Проволока прошла над спиной, задев вещмешок. За ней начинался огород — грядки, прошлогодняя ботва, покосившийся плетень, и за плетнём стена первого лабаза, ровная, глухая, без единого окна на нашу сторону.

Гацоев с первым взводом ушёл вправо вдоль стены, пропал в темноте и не издал ни звука. Гурьев со вторым лёг у плетня, разворачивая свои дегтярёвы на площадь. Лунарь просочился в проулок и минуты через две вернулся, показал два пальца и мотнул головой назад: двое, дальний конец.

Я подтянул к себе рацию, вдавил тангенту.

— Батраз. Три ноль.

— Понял, три ноль, — отозвалось шёпотом из наушника. — Ждём.

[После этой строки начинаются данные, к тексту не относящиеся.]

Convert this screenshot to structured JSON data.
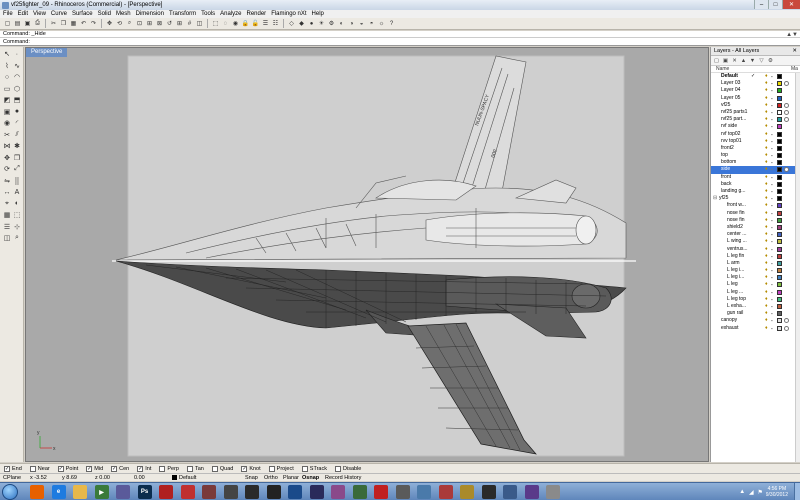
{
  "window": {
    "title": "vf25fighter_09 - Rhinoceros (Commercial) - [Perspective]",
    "controls": {
      "minimize": "–",
      "maximize": "□",
      "close": "✕"
    }
  },
  "menu": [
    "File",
    "Edit",
    "View",
    "Curve",
    "Surface",
    "Solid",
    "Mesh",
    "Dimension",
    "Transform",
    "Tools",
    "Analyze",
    "Render",
    "Flamingo nXt",
    "Help"
  ],
  "toolbar_icons": [
    "new-icon",
    "open-icon",
    "save-icon",
    "print-icon",
    "cut-icon",
    "copy-icon",
    "paste-icon",
    "undo-icon",
    "redo-icon",
    "pan-icon",
    "rotate-view-icon",
    "zoom-icon",
    "zoom-window-icon",
    "zoom-extents-icon",
    "zoom-selected-icon",
    "undo-view-icon",
    "four-views-icon",
    "grid-icon",
    "cplane-icon",
    "select-icon",
    "hide-icon",
    "show-icon",
    "lock-icon",
    "unlock-icon",
    "layer-icon",
    "properties-icon",
    "wireframe-icon",
    "shaded-icon",
    "rendered-icon",
    "light-icon",
    "options-icon",
    "render-icon",
    "material-icon",
    "environment-icon",
    "camera-icon",
    "sun-icon",
    "help-icon"
  ],
  "command": {
    "history": "Command: _Hide",
    "prompt": "Command:",
    "value": ""
  },
  "viewport": {
    "label": "Perspective",
    "art_text": {
      "wing_text": "NUUN-SPACY",
      "tail_number": "000"
    },
    "axes": {
      "x": "x",
      "y": "y",
      "z": "z"
    }
  },
  "layers_panel": {
    "title": "Layers - All Layers",
    "header": {
      "name": "Name",
      "mat": "Ma"
    },
    "rows": [
      {
        "name": "Default",
        "bold": true,
        "indent": 1,
        "check": "✓",
        "color": "#000000",
        "mat": false
      },
      {
        "name": "Layer 03",
        "indent": 1,
        "color": "#e8d800",
        "mat": true
      },
      {
        "name": "Layer 04",
        "indent": 1,
        "color": "#20b020",
        "mat": false
      },
      {
        "name": "Layer 05",
        "indent": 1,
        "color": "#2060c0",
        "mat": false
      },
      {
        "name": "vf25",
        "indent": 1,
        "color": "#d02020",
        "mat": true
      },
      {
        "name": "rvf25 parts1",
        "indent": 1,
        "color": "#ffffff",
        "mat": true
      },
      {
        "name": "rvf25 part...",
        "indent": 1,
        "color": "#20a0a0",
        "mat": true
      },
      {
        "name": "rvf side",
        "indent": 1,
        "color": "#c040c0",
        "mat": false
      },
      {
        "name": "rvf top02",
        "indent": 1,
        "color": "#000000",
        "mat": false
      },
      {
        "name": "rvv top01",
        "indent": 1,
        "color": "#000000",
        "mat": false
      },
      {
        "name": "front2",
        "indent": 1,
        "color": "#000000",
        "mat": false
      },
      {
        "name": "top",
        "indent": 1,
        "color": "#000000",
        "mat": false
      },
      {
        "name": "bottom",
        "indent": 1,
        "color": "#000000",
        "mat": false
      },
      {
        "name": "side",
        "indent": 1,
        "color": "#000000",
        "mat": true,
        "selected": true
      },
      {
        "name": "front",
        "indent": 1,
        "color": "#000000",
        "mat": false
      },
      {
        "name": "back",
        "indent": 1,
        "color": "#000000",
        "mat": false
      },
      {
        "name": "landing g...",
        "indent": 1,
        "color": "#000000",
        "mat": false
      },
      {
        "name": "yf25",
        "indent": 0,
        "expander": "⊟",
        "color": "#000000",
        "mat": false
      },
      {
        "name": "front w...",
        "indent": 2,
        "color": "#6040c0",
        "mat": false
      },
      {
        "name": "nose fin",
        "indent": 2,
        "color": "#c04040",
        "mat": false
      },
      {
        "name": "nose fin",
        "indent": 2,
        "color": "#40a040",
        "mat": false
      },
      {
        "name": "shield2",
        "indent": 2,
        "color": "#a04080",
        "mat": false
      },
      {
        "name": "center ...",
        "indent": 2,
        "color": "#4060c0",
        "mat": false
      },
      {
        "name": "L wing ...",
        "indent": 2,
        "color": "#c0c040",
        "mat": false
      },
      {
        "name": "ventrus...",
        "indent": 2,
        "color": "#a040a0",
        "mat": false
      },
      {
        "name": "L leg fin",
        "indent": 2,
        "color": "#c04040",
        "mat": false
      },
      {
        "name": "L arm",
        "indent": 2,
        "color": "#40a0a0",
        "mat": false
      },
      {
        "name": "L leg i...",
        "indent": 2,
        "color": "#c08040",
        "mat": false
      },
      {
        "name": "L leg i...",
        "indent": 2,
        "color": "#4080c0",
        "mat": false
      },
      {
        "name": "L leg",
        "indent": 2,
        "color": "#80c040",
        "mat": false
      },
      {
        "name": "L leg ...",
        "indent": 2,
        "color": "#c040c0",
        "mat": false
      },
      {
        "name": "L leg top",
        "indent": 2,
        "color": "#40c080",
        "mat": false
      },
      {
        "name": "L exha...",
        "indent": 2,
        "color": "#c06040",
        "mat": false
      },
      {
        "name": "gun rail",
        "indent": 2,
        "color": "#606060",
        "mat": false
      },
      {
        "name": "canopy",
        "indent": 1,
        "color": "#e0e0e0",
        "mat": true
      },
      {
        "name": "exhaust",
        "indent": 1,
        "color": "#e0e0e0",
        "mat": true
      }
    ]
  },
  "osnaps": [
    {
      "label": "End",
      "checked": true
    },
    {
      "label": "Near",
      "checked": false
    },
    {
      "label": "Point",
      "checked": true
    },
    {
      "label": "Mid",
      "checked": true
    },
    {
      "label": "Cen",
      "checked": true
    },
    {
      "label": "Int",
      "checked": true
    },
    {
      "label": "Perp",
      "checked": false
    },
    {
      "label": "Tan",
      "checked": false
    },
    {
      "label": "Quad",
      "checked": false
    },
    {
      "label": "Knot",
      "checked": true
    },
    {
      "label": "Project",
      "checked": false
    },
    {
      "label": "STrack",
      "checked": false
    },
    {
      "label": "Disable",
      "checked": false
    }
  ],
  "status": {
    "cplane": "CPlane",
    "x": "x -3.52",
    "y": "y 8.69",
    "z": "z 0.00",
    "dist": "0.00",
    "layer": "Default",
    "snap": "Snap",
    "ortho": "Ortho",
    "planar": "Planar",
    "osnap": "Osnap",
    "record": "Record History"
  },
  "taskbar": {
    "apps": [
      {
        "name": "firefox-icon",
        "glyph": "",
        "color": "#e66000"
      },
      {
        "name": "ie-icon",
        "glyph": "e",
        "color": "#1e7be0"
      },
      {
        "name": "explorer-icon",
        "glyph": "",
        "color": "#e8b84a"
      },
      {
        "name": "media-player-icon",
        "glyph": "▶",
        "color": "#3a7a3a"
      },
      {
        "name": "app-icon",
        "glyph": "",
        "color": "#5a5a9a"
      },
      {
        "name": "photoshop-icon",
        "glyph": "Ps",
        "color": "#0b2c4d"
      },
      {
        "name": "app-icon",
        "glyph": "",
        "color": "#b02020"
      },
      {
        "name": "sketchup-icon",
        "glyph": "",
        "color": "#c03030"
      },
      {
        "name": "app-icon",
        "glyph": "",
        "color": "#7a3a3a"
      },
      {
        "name": "zbrush-icon",
        "glyph": "",
        "color": "#444"
      },
      {
        "name": "keyshot-icon",
        "glyph": "",
        "color": "#2a2a2a"
      },
      {
        "name": "app-icon",
        "glyph": "",
        "color": "#222"
      },
      {
        "name": "app-icon",
        "glyph": "",
        "color": "#1a4a8a"
      },
      {
        "name": "app-icon",
        "glyph": "",
        "color": "#2a2a5a"
      },
      {
        "name": "app-icon",
        "glyph": "",
        "color": "#8a4a8a"
      },
      {
        "name": "app-icon",
        "glyph": "",
        "color": "#3a6a3a"
      },
      {
        "name": "app-icon",
        "glyph": "",
        "color": "#c02020"
      },
      {
        "name": "app-icon",
        "glyph": "",
        "color": "#5a5a5a"
      },
      {
        "name": "app-icon",
        "glyph": "",
        "color": "#4a7aaa"
      },
      {
        "name": "app-icon",
        "glyph": "",
        "color": "#aa3a3a"
      },
      {
        "name": "app-icon",
        "glyph": "",
        "color": "#aa8a2a"
      },
      {
        "name": "app-icon",
        "glyph": "",
        "color": "#2a2a2a"
      },
      {
        "name": "app-icon",
        "glyph": "",
        "color": "#3a5a8a"
      },
      {
        "name": "app-icon",
        "glyph": "",
        "color": "#5a3a8a"
      },
      {
        "name": "app-icon",
        "glyph": "",
        "color": "#8a8a8a"
      }
    ],
    "time": "4:56 PM",
    "date": "9/30/2012"
  }
}
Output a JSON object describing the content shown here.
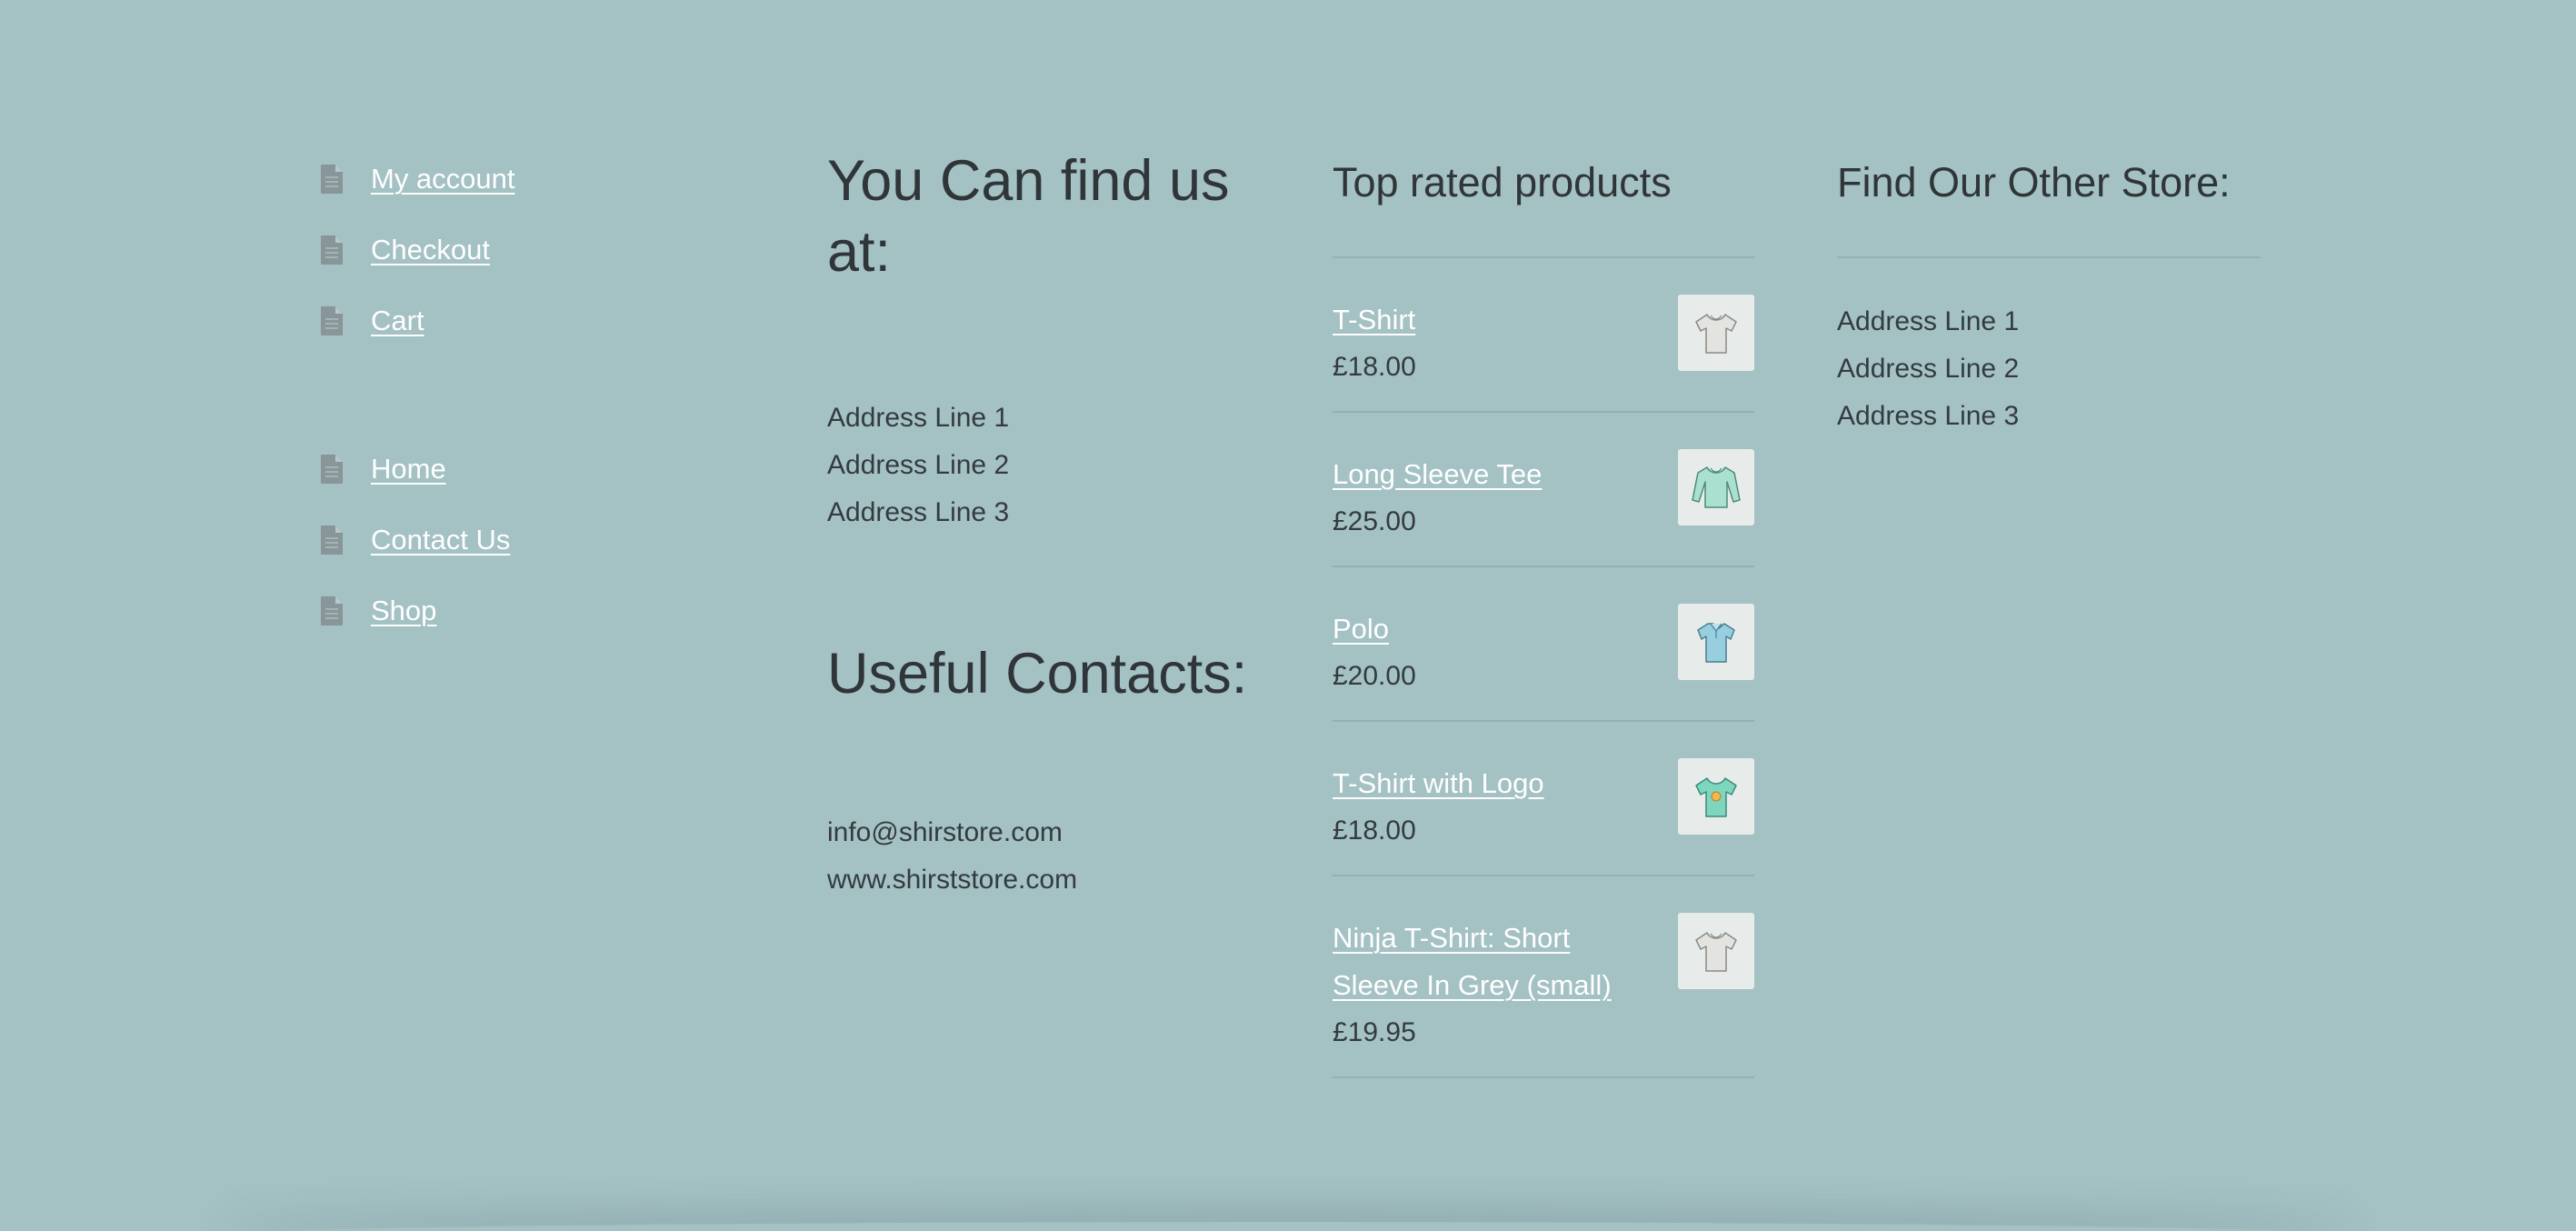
{
  "menus": {
    "account_menu": [
      {
        "label": "My account"
      },
      {
        "label": "Checkout"
      },
      {
        "label": "Cart"
      }
    ],
    "site_menu": [
      {
        "label": "Home"
      },
      {
        "label": "Contact Us"
      },
      {
        "label": "Shop"
      }
    ]
  },
  "find_us": {
    "heading": "You Can find us at:",
    "address": [
      "Address Line 1",
      "Address Line 2",
      "Address Line 3"
    ]
  },
  "contacts": {
    "heading": "Useful Contacts:",
    "email": "info@shirstore.com",
    "website": "www.shirststore.com"
  },
  "top_rated": {
    "heading": "Top rated products",
    "products": [
      {
        "name": "T-Shirt",
        "price": "£18.00",
        "thumb_icon": "grey-tshirt-icon"
      },
      {
        "name": "Long Sleeve Tee",
        "price": "£25.00",
        "thumb_icon": "long-sleeve-tee-icon"
      },
      {
        "name": "Polo",
        "price": "£20.00",
        "thumb_icon": "polo-shirt-icon"
      },
      {
        "name": "T-Shirt with Logo",
        "price": "£18.00",
        "thumb_icon": "logo-tshirt-icon"
      },
      {
        "name": "Ninja T-Shirt: Short Sleeve In Grey (small)",
        "price": "£19.95",
        "thumb_icon": "grey-tshirt-icon"
      }
    ]
  },
  "other_store": {
    "heading": "Find Our Other Store:",
    "address": [
      "Address Line 1",
      "Address Line 2",
      "Address Line 3"
    ]
  },
  "colors": {
    "background": "#a4c1c4",
    "link": "#ffffff",
    "text": "#343b40",
    "divider": "#93b0b3",
    "thumb_bg": "#e7eceb"
  }
}
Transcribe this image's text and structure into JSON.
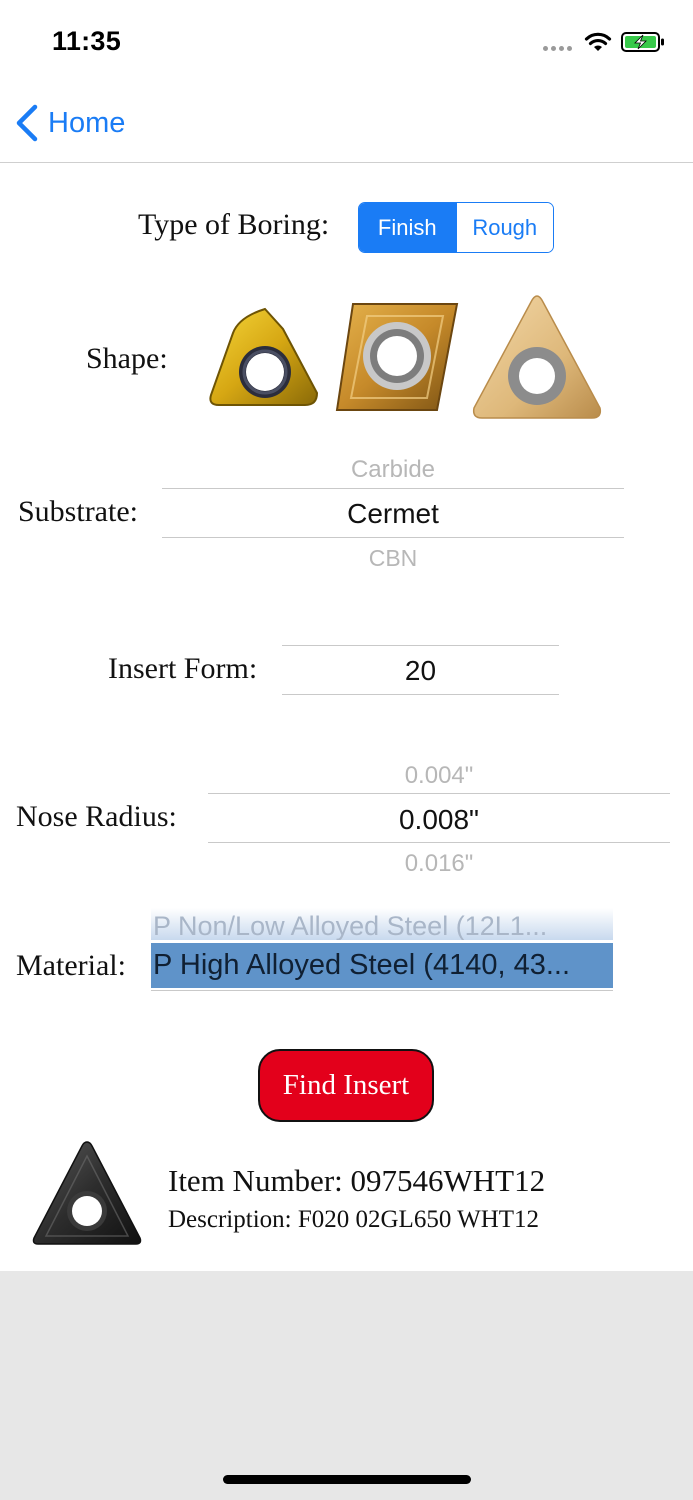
{
  "status_bar": {
    "time": "11:35"
  },
  "nav": {
    "back_label": "Home"
  },
  "boring": {
    "label": "Type of Boring:",
    "options": [
      "Finish",
      "Rough"
    ],
    "selected": "Finish",
    "accent": "#1a7cf5"
  },
  "shape": {
    "label": "Shape:",
    "images": [
      "trigon-gold-insert-icon",
      "rhombic-gold-insert-icon",
      "triangle-cermet-insert-icon"
    ]
  },
  "substrate": {
    "label": "Substrate:",
    "above": "Carbide",
    "selected": "Cermet",
    "below": "CBN"
  },
  "insert_form": {
    "label": "Insert Form:",
    "selected": "20"
  },
  "nose_radius": {
    "label": "Nose Radius:",
    "above": "0.004\"",
    "selected": "0.008\"",
    "below": "0.016\""
  },
  "material": {
    "label": "Material:",
    "above": "P Non/Low Alloyed Steel  (12L1...",
    "selected": "P High Alloyed Steel (4140, 43...",
    "highlight_color": "#5f93c9"
  },
  "find_button": {
    "label": "Find Insert",
    "color": "#e3001b"
  },
  "result": {
    "item_number": "Item Number: 097546WHT12",
    "description": "Description: F020 02GL650 WHT12"
  }
}
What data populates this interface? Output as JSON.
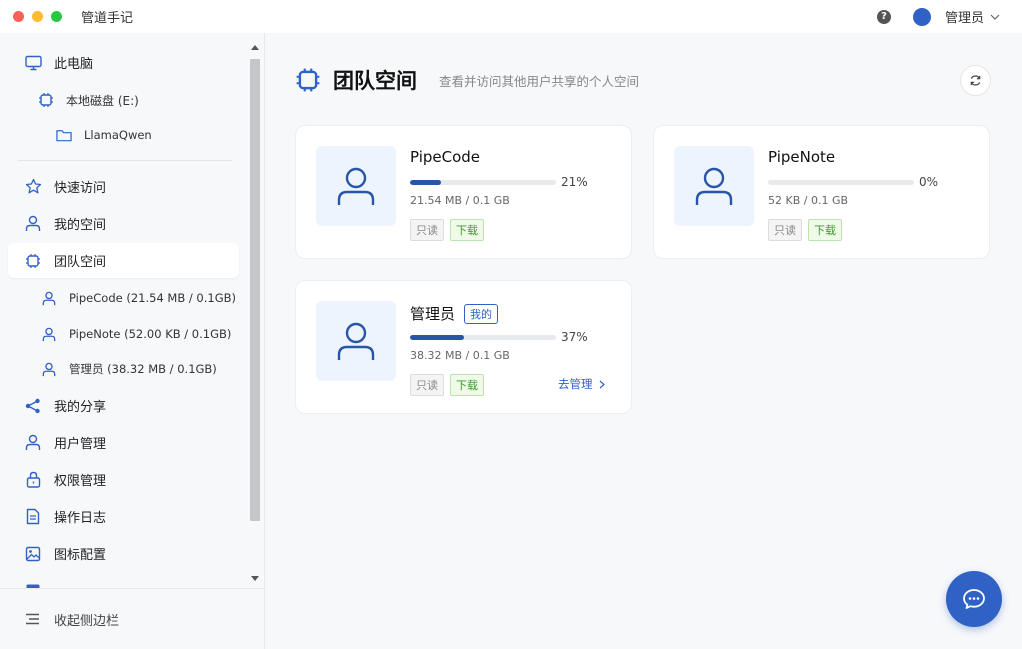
{
  "window": {
    "title": "管道手记"
  },
  "header": {
    "user_name": "管理员",
    "help_symbol": "?"
  },
  "sidebar": {
    "this_pc": "此电脑",
    "local_disk": "本地磁盘 (E:)",
    "folder": "LlamaQwen",
    "items": [
      {
        "label": "快速访问",
        "icon": "star-icon"
      },
      {
        "label": "我的空间",
        "icon": "user-icon"
      },
      {
        "label": "团队空间",
        "icon": "chip-icon",
        "active": true
      }
    ],
    "team_subitems": [
      {
        "label": "PipeCode (21.54 MB / 0.1GB)"
      },
      {
        "label": "PipeNote (52.00 KB / 0.1GB)"
      },
      {
        "label": "管理员 (38.32 MB / 0.1GB)"
      }
    ],
    "items2": [
      {
        "label": "我的分享",
        "icon": "share-icon"
      },
      {
        "label": "用户管理",
        "icon": "user-icon"
      },
      {
        "label": "权限管理",
        "icon": "lock-icon"
      },
      {
        "label": "操作日志",
        "icon": "document-icon"
      },
      {
        "label": "图标配置",
        "icon": "image-icon"
      }
    ],
    "collapse_label": "收起侧边栏"
  },
  "main": {
    "title": "团队空间",
    "subtitle": "查看并访问其他用户共享的个人空间",
    "cards": [
      {
        "name": "PipeCode",
        "percent": "21%",
        "progress": 0.21,
        "size": "21.54 MB / 0.1 GB",
        "tag_readonly": "只读",
        "tag_download": "下载"
      },
      {
        "name": "PipeNote",
        "percent": "0%",
        "progress": 0,
        "size": "52 KB / 0.1 GB",
        "tag_readonly": "只读",
        "tag_download": "下载"
      },
      {
        "name": "管理员",
        "badge": "我的",
        "percent": "37%",
        "progress": 0.37,
        "size": "38.32 MB / 0.1 GB",
        "tag_readonly": "只读",
        "tag_download": "下载",
        "manage": "去管理"
      }
    ]
  },
  "colors": {
    "accent": "#2f62c4",
    "progress": "#2856a6",
    "download_tag": "#3d9a2a"
  }
}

В проулке пахло мокрым кирпичом и кошками. Идти приходилось боком — плечи не помещались, и вещмешок скрёб по кладке, и каждый раз я вздрагивал от этого звука, хотя вздрагивать было глупо: в тридцати метрах на площади рычал грузовик и орал кто-то по-немецки, и мой мешок против этого рёва был как комар в бане.

Двое немцев стояли в дальнем конце проулка и смотрели во двор, на машины. Один держал винтовку за ремень, стволом вниз. Второй курил, прикрывая огонёк ладонью — привычка, которая ему тут была уже не нужна, но на то она и привычка.

Лунарь снял курящего. Второго — Гацоев, вышедший из-за угла с той стороны, и я не увидел удара, увидел только, как немец сел, будто ему подрубили ноги.